La décision du Conseil d’Etat est intéressante à un double titre. En premier lieu, mais ce n’est pas pour cela qu’elle sera publiée au recueil, le Conseil rappelle les modalités de calcul des seuils à partir desquels une demande indemnitaire sera jugée en formation collégiale et pourra faire l’objet d’un appel (A).
En second lieu et c’est là l’apport le plus important, le Conseil pose pour principe que la mauvaise qualité du procédé constructif de la maison ne ne constitue pas une faute de la victime exonératoire de responsabilité (B).
A./ Une demande indemnitaire complémentaire n’est pas une demande accessoire
Afin de sauver la juridiction administrative menacée par l’encombrement du contentieux de masse, un nombre croissant d’affaires ne sont plus jugées en formation collégiale par les tribunaux administratifs (art. R. 222-13 CJA) et ne sont plus susceptibles d’appel (art. R. 811-1 CJA).
Ainsi en va-t-il des réclamations indemnitaires dont le montant est inférieur à un certain seuil (actuellement 10.000 €; art. R. 222-14 CJA). Le seuil est évalué au vu de la requête introductive d’instance (art. R. 222-15).
Lorsque la requête introductive d’instance n’est pas chiffrée, le juge ne peut pas considérée qu’elle porte une demande supérieure au seuil prévu, à moins qu’elle comporte une demande d’expertise avant-dire droit (Conseil d’Etat, Section, 5 mai 2006, Commune de la Jaudonnière, requête numéro 280223).

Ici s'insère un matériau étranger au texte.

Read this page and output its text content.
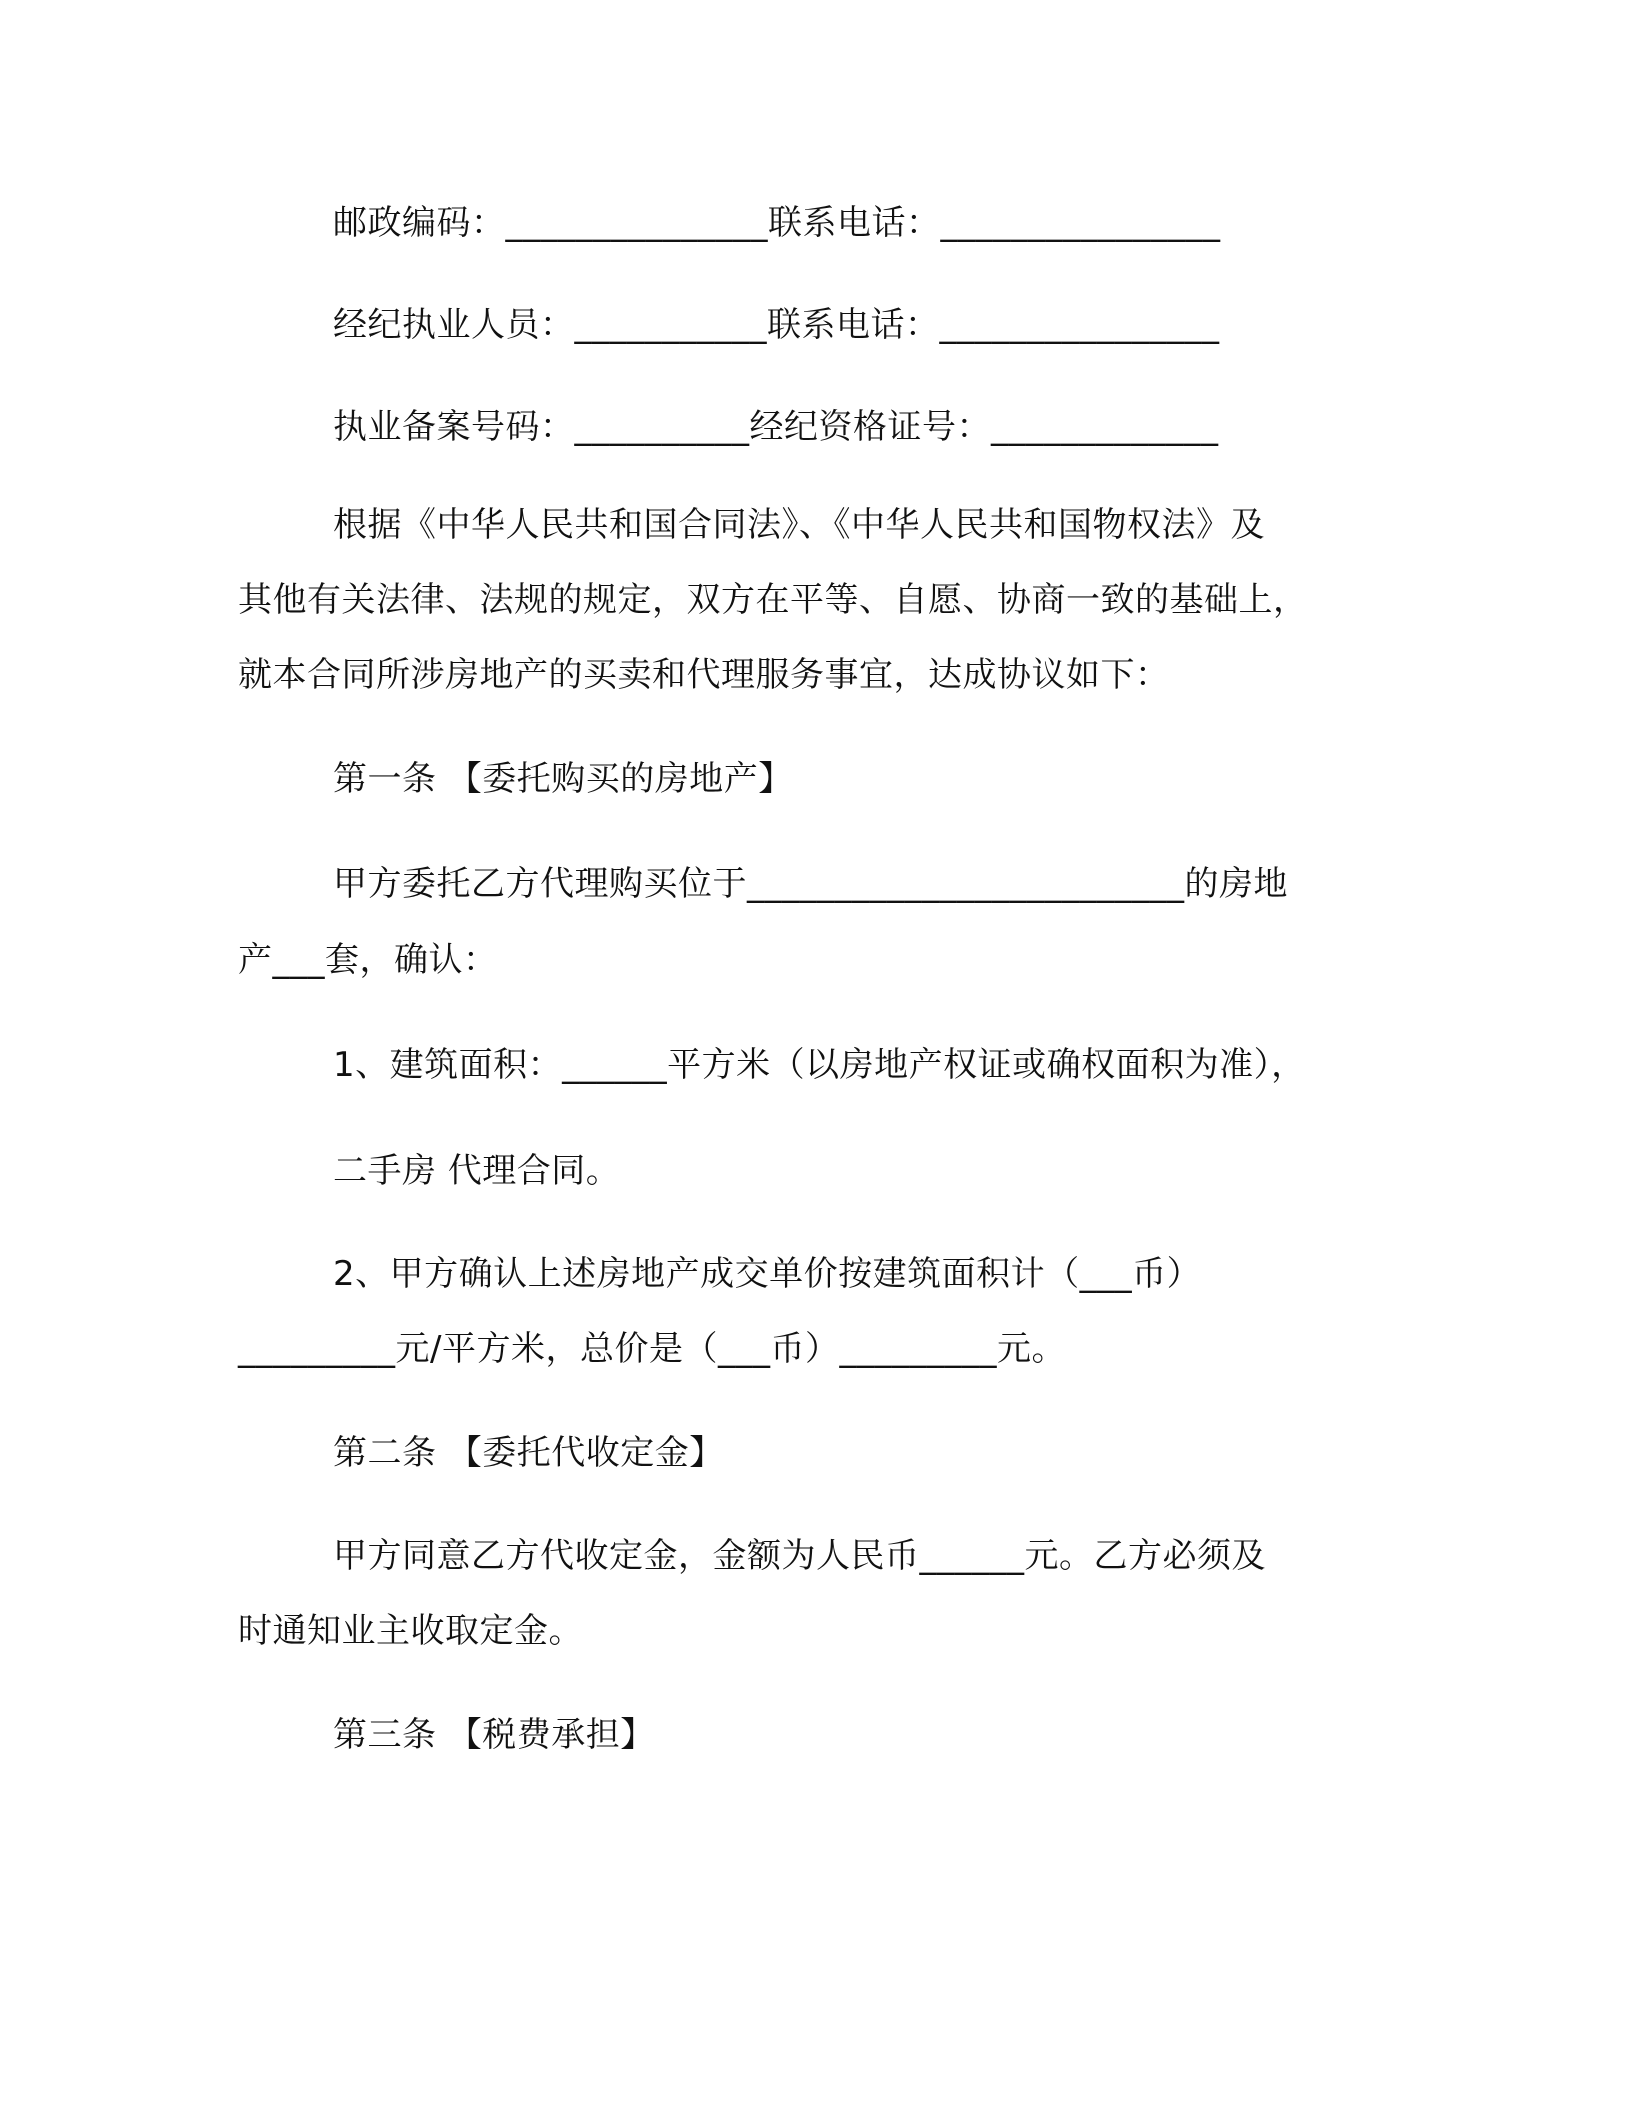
邮政编码：_______________联系电话：________________
经纪执业人员：___________联系电话：________________
执业备案号码：__________经纪资格证号：_____________
根据《中华人民共和国合同法》、《中华人民共和国物权法》及
其他有关法律、法规的规定，双方在平等、自愿、协商一致的基础上，
就本合同所涉房地产的买卖和代理服务事宜，达成协议如下：
第一条 【委托购买的房地产】
甲方委托乙方代理购买位于_________________________的房地
产___套，确认：
1、建筑面积：______平方米（以房地产权证或确权面积为准），
二手房 代理合同。
2、甲方确认上述房地产成交单价按建筑面积计（___币）
_________元/平方米，总价是（___币）_________元。
第二条 【委托代收定金】
甲方同意乙方代收定金，金额为人民币______元。乙方必须及
时通知业主收取定金。
第三条 【税费承担】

Pour la détermination du montant de la réclamation initiale, le juge administratif prend en compte la demande jugée principale, et les demandes dites accessoires, incidentes ou reconventionnelles.
En l’espèce la requête introductive portant une demande principale de moins de 4.000 €, le jugement a été rendu en premier et dernier ressort. Peu importe à cet égard que la demande indemnitaire initiale ait été ensuite augmentée pour prendre en compte une aggravation du préjudice. Le code de justice administrative fait en effet référence à la requête introductive d’instance dont le montant global seul détermine le seuil pris en compte.
Le Conseil d’Etat, dans la décision rapportée, précise que l’augmentation de la demande indemnitaire ne constitue pas une demande accessoire au sens de l’alinéa 2 de l’article R. 222-15 CJA.
Notons enfin que le Conseil était saisi par une ordonnance de renvoi du président de la Cour administrative d’appel de Marseille, elle-même saisie par voie d’appel. Une CAA, saisie à tort d’un appel alors que seul était possible un pourvoi en cassation contre le jugement rendu en premier et dernier ressort doit en effet renvoyer l’affaire, en application de l’article R. 351-4 du code de justice administrative. Une ordonnance d’un président de CAA déclarant la requête en appel irrecevable et manifestement insusceptible d’être couverte en cours d’instance est annulée par le Conseil d’Etat qui peut être saisi à la fois d’un pourvoi en cassation contre le jugement du TA et l’ordonnance de la CAA (Conseil d’Etat, Section, 18 juillet 2006, Société Darty Alsace Lorraine, requête numéro 267894, publié au recueil).
B./ Dommages de travaux publics et faute de la victime
Mais l’intérêt essentiel de la décision rapportée est de rappeler les causes d’exonération de la responsabilité sans faute de l’administration.
En l’espèce, la requérante cherchait à être indemnisée du préjudice par elle subi du fait de dommages causés à sa maison par des inondation causées par le fonctionnement d’un ouvrage public.
Le juge administratif identifie sans difficiluté le fait générateur (la rupture de canalisations d’eau), le lien de causalité et le préjudice. Mais même lorsque ces trois conditions sont remplies, le lien de causalité peut être altéré ou disparaître pour deux séries de raisons : la faute de la victime ou une cause étrangère au rang desquelles le fait du tiers et la force majeure (v. TIFINE (Pierre), Droit administratif français, Partie VI, Chapitre 3: Conditions d’engagement de la responsabilité de l’administration).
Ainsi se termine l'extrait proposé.